For bibliography to 1954 see C. Caprino in EAA 1 (1958) 600; A. Andrén, “Scavi e scoperte sull'cropoli di Ardea,” Acta Inst. Rom. R. Sueciae 21 (1961) 1-68; P. C. Sestieri, “Il Museo della Preistoria e Protostoria del Lazio,” Itiner. Mus. Gall. 58 (1964) 23; P. G. Gierow, “The Iron Age Culture of Latium,” Acta Inst. Rom. R. Sueciae 26.1 (1966) 440ff; R. Peroni, “Considerazioni ed ipotesi sul ripostglio di Ardea,” BPI 75 (1966) 176-96; id., “Inventaria Archaeologica,” Italia 4.19 (1967).

City plan and fortifications: G. Lugli, La tecnica edilizia romana, I (1957) 269f; A. Boëthius, “Le fortificazioni di Ardea,” Acta Inst. Rom. R. Sueciae 22 (1962) 29-43; L. Quilici, “A proposito del secondo aggere di Ardea,” ArchCl 20.1 (1968) 137-40; G. Schmiedt, Atlante aereofotografico della sedi umane in Italia, II (1970) plan 20.

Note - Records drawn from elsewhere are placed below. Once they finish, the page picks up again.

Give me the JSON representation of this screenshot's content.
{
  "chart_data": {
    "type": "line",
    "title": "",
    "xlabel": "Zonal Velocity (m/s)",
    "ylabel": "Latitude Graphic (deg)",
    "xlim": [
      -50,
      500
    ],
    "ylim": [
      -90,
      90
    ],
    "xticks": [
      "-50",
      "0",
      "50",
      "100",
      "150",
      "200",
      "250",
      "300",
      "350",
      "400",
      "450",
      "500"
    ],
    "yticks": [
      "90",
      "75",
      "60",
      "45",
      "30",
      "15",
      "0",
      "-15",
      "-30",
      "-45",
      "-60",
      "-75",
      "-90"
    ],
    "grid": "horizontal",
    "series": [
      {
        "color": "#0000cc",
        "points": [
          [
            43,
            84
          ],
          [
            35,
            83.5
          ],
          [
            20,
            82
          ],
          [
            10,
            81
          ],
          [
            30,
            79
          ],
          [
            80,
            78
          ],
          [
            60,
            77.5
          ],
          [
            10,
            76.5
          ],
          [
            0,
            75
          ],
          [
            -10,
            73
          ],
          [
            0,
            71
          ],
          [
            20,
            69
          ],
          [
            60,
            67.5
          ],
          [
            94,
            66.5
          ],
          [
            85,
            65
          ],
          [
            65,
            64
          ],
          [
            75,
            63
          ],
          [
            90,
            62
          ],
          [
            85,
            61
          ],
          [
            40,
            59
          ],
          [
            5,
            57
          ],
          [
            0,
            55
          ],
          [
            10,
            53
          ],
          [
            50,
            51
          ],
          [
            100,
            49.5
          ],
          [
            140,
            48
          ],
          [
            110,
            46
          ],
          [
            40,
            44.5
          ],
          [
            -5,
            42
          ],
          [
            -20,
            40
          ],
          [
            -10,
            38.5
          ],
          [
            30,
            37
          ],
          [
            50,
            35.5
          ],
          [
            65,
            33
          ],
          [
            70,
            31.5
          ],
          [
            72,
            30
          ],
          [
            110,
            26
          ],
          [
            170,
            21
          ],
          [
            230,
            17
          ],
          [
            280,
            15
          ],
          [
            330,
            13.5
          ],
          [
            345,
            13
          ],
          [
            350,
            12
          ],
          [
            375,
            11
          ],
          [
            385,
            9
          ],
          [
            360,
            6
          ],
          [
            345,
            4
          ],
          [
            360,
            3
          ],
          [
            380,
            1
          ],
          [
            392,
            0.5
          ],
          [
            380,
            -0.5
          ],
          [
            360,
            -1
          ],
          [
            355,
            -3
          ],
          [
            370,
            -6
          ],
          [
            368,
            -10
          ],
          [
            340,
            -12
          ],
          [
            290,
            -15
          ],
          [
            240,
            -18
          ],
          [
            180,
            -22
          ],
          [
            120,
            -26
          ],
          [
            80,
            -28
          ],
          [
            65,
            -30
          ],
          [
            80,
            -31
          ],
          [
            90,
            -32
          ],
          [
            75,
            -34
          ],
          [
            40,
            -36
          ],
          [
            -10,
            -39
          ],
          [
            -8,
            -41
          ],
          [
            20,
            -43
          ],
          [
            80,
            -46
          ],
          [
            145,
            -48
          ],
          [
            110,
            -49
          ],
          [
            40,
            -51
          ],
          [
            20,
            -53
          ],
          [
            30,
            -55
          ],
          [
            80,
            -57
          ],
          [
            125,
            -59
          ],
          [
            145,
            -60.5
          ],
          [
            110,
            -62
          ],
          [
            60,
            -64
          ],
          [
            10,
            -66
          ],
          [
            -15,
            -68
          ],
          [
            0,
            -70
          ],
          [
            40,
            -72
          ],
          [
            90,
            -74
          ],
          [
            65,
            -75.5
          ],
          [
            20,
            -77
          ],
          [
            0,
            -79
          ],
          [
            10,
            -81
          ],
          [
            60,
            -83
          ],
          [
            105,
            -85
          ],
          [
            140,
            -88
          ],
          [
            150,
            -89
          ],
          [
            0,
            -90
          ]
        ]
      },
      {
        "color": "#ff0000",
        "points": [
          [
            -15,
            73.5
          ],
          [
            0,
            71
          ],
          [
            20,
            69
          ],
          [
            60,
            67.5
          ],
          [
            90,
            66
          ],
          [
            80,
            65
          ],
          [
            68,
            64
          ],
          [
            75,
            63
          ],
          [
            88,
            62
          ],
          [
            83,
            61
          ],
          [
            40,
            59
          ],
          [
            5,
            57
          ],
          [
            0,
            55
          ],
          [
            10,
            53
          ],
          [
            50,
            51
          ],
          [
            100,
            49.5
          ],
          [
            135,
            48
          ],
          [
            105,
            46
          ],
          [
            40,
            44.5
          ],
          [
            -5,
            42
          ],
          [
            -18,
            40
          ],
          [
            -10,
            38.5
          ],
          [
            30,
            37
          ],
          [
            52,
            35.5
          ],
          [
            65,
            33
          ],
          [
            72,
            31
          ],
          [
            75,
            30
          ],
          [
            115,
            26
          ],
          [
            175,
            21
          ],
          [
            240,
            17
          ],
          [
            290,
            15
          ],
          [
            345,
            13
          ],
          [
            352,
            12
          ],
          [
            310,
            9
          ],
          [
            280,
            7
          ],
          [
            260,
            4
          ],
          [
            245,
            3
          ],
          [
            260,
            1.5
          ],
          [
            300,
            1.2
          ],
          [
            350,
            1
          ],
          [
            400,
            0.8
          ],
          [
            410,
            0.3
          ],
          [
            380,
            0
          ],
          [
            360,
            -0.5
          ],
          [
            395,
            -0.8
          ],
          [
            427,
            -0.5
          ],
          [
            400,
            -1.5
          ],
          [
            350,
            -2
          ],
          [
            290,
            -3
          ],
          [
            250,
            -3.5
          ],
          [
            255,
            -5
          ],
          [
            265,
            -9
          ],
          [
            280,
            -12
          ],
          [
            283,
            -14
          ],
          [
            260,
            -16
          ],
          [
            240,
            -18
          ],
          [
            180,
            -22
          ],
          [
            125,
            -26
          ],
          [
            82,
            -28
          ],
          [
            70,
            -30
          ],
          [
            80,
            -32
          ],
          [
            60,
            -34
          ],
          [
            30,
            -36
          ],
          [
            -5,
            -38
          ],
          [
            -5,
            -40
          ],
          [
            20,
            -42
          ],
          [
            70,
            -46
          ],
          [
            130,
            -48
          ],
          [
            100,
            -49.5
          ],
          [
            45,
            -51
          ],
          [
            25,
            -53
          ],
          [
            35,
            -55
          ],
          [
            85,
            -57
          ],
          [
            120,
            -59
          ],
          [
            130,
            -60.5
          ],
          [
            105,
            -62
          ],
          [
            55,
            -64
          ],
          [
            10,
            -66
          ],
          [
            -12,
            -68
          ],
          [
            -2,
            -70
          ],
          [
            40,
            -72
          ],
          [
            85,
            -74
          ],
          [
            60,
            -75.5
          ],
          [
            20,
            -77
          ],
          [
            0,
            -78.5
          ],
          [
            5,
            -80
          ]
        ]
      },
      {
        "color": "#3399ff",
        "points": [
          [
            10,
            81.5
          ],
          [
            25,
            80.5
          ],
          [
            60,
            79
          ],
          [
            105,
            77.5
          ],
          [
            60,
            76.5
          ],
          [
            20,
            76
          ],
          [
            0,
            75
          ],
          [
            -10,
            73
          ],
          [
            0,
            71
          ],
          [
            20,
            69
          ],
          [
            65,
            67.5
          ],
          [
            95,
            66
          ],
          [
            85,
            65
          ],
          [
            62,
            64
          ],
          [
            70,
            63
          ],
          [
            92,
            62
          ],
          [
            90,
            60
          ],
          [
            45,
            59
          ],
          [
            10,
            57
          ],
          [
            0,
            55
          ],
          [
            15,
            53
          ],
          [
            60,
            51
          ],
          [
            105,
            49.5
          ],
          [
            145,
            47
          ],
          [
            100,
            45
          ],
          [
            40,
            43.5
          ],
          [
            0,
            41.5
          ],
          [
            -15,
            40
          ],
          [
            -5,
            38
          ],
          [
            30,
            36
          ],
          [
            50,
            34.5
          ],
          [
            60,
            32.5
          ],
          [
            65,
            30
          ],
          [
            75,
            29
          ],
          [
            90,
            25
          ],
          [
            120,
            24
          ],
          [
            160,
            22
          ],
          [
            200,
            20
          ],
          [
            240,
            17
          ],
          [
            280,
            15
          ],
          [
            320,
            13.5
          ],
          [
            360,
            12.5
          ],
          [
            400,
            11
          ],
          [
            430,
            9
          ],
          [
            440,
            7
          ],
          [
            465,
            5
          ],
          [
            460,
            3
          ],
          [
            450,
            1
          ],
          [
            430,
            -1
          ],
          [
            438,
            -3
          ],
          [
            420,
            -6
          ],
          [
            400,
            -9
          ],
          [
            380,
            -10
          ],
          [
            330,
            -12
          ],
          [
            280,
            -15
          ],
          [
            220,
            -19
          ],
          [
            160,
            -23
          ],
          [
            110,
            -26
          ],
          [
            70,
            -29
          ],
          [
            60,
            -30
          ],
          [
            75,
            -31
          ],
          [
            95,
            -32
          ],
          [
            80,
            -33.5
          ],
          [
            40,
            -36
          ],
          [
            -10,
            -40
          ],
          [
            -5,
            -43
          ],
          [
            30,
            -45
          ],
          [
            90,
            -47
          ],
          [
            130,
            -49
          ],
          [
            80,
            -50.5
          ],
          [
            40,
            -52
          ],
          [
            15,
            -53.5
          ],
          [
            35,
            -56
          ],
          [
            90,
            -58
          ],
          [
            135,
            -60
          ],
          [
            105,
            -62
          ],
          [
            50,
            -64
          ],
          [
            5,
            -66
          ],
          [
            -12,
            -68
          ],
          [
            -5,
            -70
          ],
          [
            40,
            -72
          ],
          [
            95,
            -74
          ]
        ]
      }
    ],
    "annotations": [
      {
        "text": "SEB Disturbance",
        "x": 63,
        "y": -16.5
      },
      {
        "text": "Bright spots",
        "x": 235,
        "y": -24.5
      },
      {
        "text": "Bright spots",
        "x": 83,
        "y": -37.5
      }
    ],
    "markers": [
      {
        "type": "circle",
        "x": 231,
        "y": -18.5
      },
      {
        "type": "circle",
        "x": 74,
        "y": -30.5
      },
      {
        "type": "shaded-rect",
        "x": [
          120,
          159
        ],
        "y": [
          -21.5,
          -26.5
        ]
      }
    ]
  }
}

The Temple on Casalinaccio: L. T. Shoe, “Etruscan and Republican Mouldings,” MemAmAcRome 28 (1965) 84ff.

Roads and Monuments outside the City: A. Ferrua, “Oratorio cristiano ipogeo in quel di Ardea,” AttiPontAcc 3.37 (1964-65) 283-306; P. Sommella, “La via Ardentina,” Quad. Ist. Topog. Ant. Univ. Roma, I (1964) 17ff; G. M. De Rossi, Tellenae, Forma Italiae, IV (1967) 128ff.